L’écriture de cette lettre était admirable, moulée, burinée ; les pleins et les déliés en étaient formés avec une régularité parfaite, d’une main ferme et exercée ; on aurait dit un exemple d’écriture ; il n’y manquait qu’une guirlande d’oiseaux et une flèche menaçante pour terminaison coquette.

Madame de Meuilles se sentit offensée de la pédanterie de ce style et de la beauté de cette écriture. Il y avait jusque dans la pureté du cachet quelque chose de net, d’officiel, d’administratif qui était un langage. Cela signifiait : Tout roman est fini entre nous… Marguerite fit répondre qu’elle serait chez elle toute la journée et qu’elle le recevrait. Ah ! elle pouvait bien le recevoir sans crainte ; un monsieur qui écrivait des lettres comme celle-là n’était plus dangereux ; elle était rassurée, mais aussi elle était plus triste : il lui semblait qu’elle venait de perdre un dernier espoir.

Vers trois heures, elle était dans son salon et elle attendait Robert.

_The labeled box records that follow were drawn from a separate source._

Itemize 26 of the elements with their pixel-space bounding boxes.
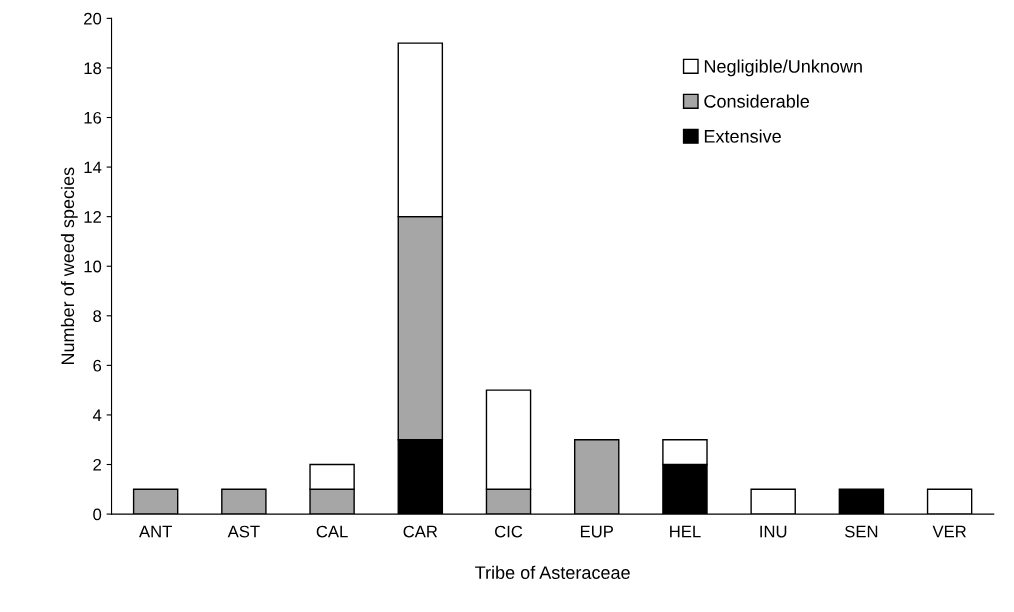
y-tick-label: 18 <box>84 62 102 75</box>
y-tick-label: 8 <box>93 310 102 322</box>
x-tick-label: AST <box>227 525 260 538</box>
x-tick-label: INU <box>760 525 787 538</box>
y-tick-label: 2 <box>93 458 101 471</box>
legend-label: Negligible/Unknown <box>704 59 862 77</box>
y-tick-label: 4 <box>92 409 102 421</box>
y-tick-label: 0 <box>93 508 102 521</box>
x-tick-label: HEL <box>670 525 701 538</box>
x-tick-label: CAL <box>316 525 348 538</box>
y-axis-title: Number of weed species <box>60 167 78 365</box>
x-axis-title: Tribe of Asteraceae <box>475 565 630 579</box>
x-tick-label: SEN <box>845 525 878 538</box>
x-tick-label: ANT <box>139 525 172 538</box>
y-tick-label: 16 <box>84 111 102 124</box>
legend-label: Considerable <box>704 94 810 108</box>
y-tick-label: 12 <box>84 211 101 223</box>
y-tick-label: 20 <box>84 12 102 25</box>
y-tick-label: 14 <box>84 161 102 174</box>
x-tick-label: CAR <box>403 525 438 538</box>
legend-label: Extensive <box>704 129 781 143</box>
x-tick-label: VER <box>932 525 966 538</box>
y-tick-label: 6 <box>93 359 102 372</box>
y-tick-label: 10 <box>84 260 102 273</box>
x-tick-label: CIC <box>495 525 523 538</box>
x-tick-label: EUP <box>580 525 613 538</box>
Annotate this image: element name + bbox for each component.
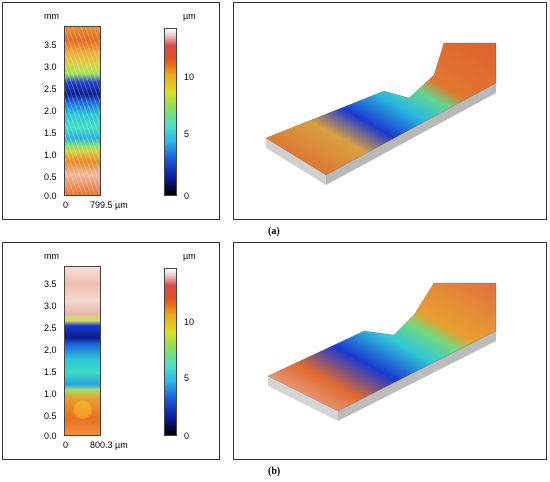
panel-b-2d-map [2,242,220,460]
panel-b-colorbar [164,268,177,436]
panel-a-colorbar-tick: 5 [184,129,190,139]
panel-a-y-tick: 0.0 [44,191,57,201]
panel-b-y-tick: 3.5 [44,279,57,289]
panel-b-3d-view [233,242,547,460]
panel-a-colorbar-tick: 0 [184,191,190,201]
panel-a-3d-surface [265,42,497,185]
panel-b-y-tick: 1.0 [44,389,57,399]
panel-a-y-tick: 2.0 [44,106,57,116]
panel-a-x-tick-end: 799.5 µm [90,200,128,210]
panel-b-colorbar-tick: 0 [184,431,190,441]
panel-b-y-unit: mm [44,251,59,261]
panel-a-colorbar [164,28,177,196]
panel-b-y-tick: 1.5 [44,367,57,377]
panel-a-y-tick: 1.0 [44,150,57,160]
panel-b-height-map [64,266,101,436]
panel-b-caption: (b) [268,466,281,477]
panel-a-y-tick: 3.5 [44,40,57,50]
panel-b-3d-surface [267,282,497,421]
panel-a-y-unit: mm [44,11,59,21]
panel-b-colorbar-unit: µm [183,251,196,261]
panel-a-caption: (a) [268,226,280,237]
panel-b-y-tick: 0.0 [44,431,57,441]
panel-a-y-tick: 0.5 [44,172,57,182]
panel-a-colorbar-tick: 10 [184,72,195,82]
panel-b-x-tick-end: 800.3 µm [90,440,128,450]
panel-a-colorbar-unit: µm [183,11,196,21]
panel-a-height-map [64,26,101,196]
panel-b-colorbar-tick: 10 [184,317,195,327]
panel-b-x-tick-start: 0 [63,440,69,450]
panel-b-y-tick: 3.0 [44,301,57,311]
panel-a-x-tick-start: 0 [63,200,69,210]
panel-a-y-tick: 1.5 [44,128,57,138]
panel-b-y-tick: 0.5 [44,411,57,421]
panel-b-y-tick: 2.0 [44,345,57,355]
panel-a-y-tick: 3.0 [44,62,57,72]
panel-a-y-tick: 2.5 [44,84,57,94]
panel-b-y-tick: 2.5 [44,323,57,333]
panel-a-3d-view [233,2,547,220]
panel-b-colorbar-tick: 5 [184,373,190,383]
panel-a-2d-map [2,2,220,220]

La pensée de cet adieu lui serrait le cœur, et pour expliquer ce reste d’attendrissement après cette lettre si froide, elle évoquait le souvenir de Gaston et s’imaginait regretter seulement l’homme qui avait sauvé son fils. Elle se demandait avec curiosité quelle était cette faveur sollicitée par M. de la Fresnaye. « Il part, est-ce qu’il veut me prier de lui écrire ? Mais non, il doit bien comprendre que… que c’est impossible. »

Elle entendit marcher, ouvrir la porte… « Le voilà !… » Et son cœur battit avec violence. « Je l’aimais ! je l’aimais ! » se dit-elle ; et les larmes lui vinrent aux yeux.

— Enfin, madame, dit Robert en entrant, vous voulez bien me recevoir, et il faut pour cela que je parte le soir même !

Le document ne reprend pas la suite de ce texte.